Other than that, it's a harmless little thing. Even with the random outburst of The Rockefeller Skank.

My Grade: B-

Loose Data:
  • This movie starts out with something called a DigiRap. It's absolutely hideous. It's like somebody heard those awful raps Pokémon had and decided that Digimon needed something even worse. Given that this production was a cash grab in the wake of the Pokémon movie, it feels like one big inferiority complex until the sudden shot of two monsters killing each other restores balance to the Force.
  • So let's get this straight... Mom leaves a seven year old and a four year old home alone, while the seven year old is using the stove to make breakfast? At least we're introduced to her health food gag, which makes for pretty good comedy in segment two.
  • The pretty good comedy in segment one is Koromon's preferred display of affection- latching onto your face and kissing it. That never stops being funny.
  • It's amazing how normal-size Agumon appears lovable, even in Data Squad, while big Agumon is frightening beyond all reason.


  1. I might be wrong on this, but I believe that Taichi and Hikari are of younger age than what you mentioned there. The dub increased their ages by one, so Taichi's actually 6, and Hikari's 3; possibly 2 and a half if you consider the Japanese education system and Hikari's birthday (though from what I know no canon birthday is given; so this point might be invalid, but is one for you to consider. Anyway, some sources say Hikari's birthday is January 16, so we'll go with that.); since in Japan, school term starts on April and every child born after that would have to attend school the following year instead; Both Takeru and Hikari, though both age 8 and in second grade at the time of adventure01, Takeru is possibly 8 turning turning 9 (since Takeru's birthday is thought to be september 25, and at the time of their "summer camp"(august 1st) he is still 8 years old.). So in any case, the odds of Hikari being much younger than 4 is very high here, which explains why she is behaving more like a toddler than a four year old child.

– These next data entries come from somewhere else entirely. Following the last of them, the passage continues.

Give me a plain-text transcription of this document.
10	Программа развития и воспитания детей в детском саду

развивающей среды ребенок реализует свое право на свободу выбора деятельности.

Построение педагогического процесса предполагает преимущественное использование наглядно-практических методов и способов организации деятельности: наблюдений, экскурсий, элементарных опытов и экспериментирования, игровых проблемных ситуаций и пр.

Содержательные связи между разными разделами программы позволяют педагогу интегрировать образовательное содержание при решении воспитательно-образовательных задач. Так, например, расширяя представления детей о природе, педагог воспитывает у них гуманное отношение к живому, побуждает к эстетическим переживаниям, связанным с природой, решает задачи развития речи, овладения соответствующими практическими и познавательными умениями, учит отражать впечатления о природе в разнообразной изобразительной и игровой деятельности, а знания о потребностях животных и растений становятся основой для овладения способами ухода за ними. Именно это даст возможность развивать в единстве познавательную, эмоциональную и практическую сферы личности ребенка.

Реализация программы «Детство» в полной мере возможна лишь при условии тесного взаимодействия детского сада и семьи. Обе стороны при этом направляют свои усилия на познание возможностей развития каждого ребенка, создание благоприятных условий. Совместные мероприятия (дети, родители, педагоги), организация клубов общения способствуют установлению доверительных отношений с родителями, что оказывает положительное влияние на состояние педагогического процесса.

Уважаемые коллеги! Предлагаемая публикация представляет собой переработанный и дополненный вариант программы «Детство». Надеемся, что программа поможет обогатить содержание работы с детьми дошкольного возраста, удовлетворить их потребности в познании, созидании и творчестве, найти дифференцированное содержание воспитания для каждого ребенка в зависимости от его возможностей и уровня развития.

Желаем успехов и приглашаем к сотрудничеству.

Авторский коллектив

    As for Taichi, I guess it depends more on the upbringing of the family. Yuuko Yagami (Taichi and Hikari's mother), does seem to be sort of a klutzy parent, leaving her young children at home by themselves and all sorts of things. Taichi probably had to start learning to be independent at a pretty young age I'm guessing.

  2. The thing that's missing here is the review of the real movie. Alot of things you point out being wrong is due to the american editing, like the kids knowing each other or the awful music. Taichi, in the japanese version, didn't know any of the other kids and vice-versa. The american editing seriously butchers all of the movies, but this one specially.

  3. I remember seeing the Nostalgia Critic review of this movie, which made it really interesting because the two reviewers involved were a Digimon fan and someone who'd never watched the show before. Needless to say, both of them hated it.

    One funny part was where the Critic has to have the concept of Digimon explained to him, and he cheerfully compares it to a Tamagochi (sorry about spelling, btw). Cue scene where giant Agumon tears up the place.

    (Stunned look) "Wow, my Tamagochi never did that. I usually just let it die."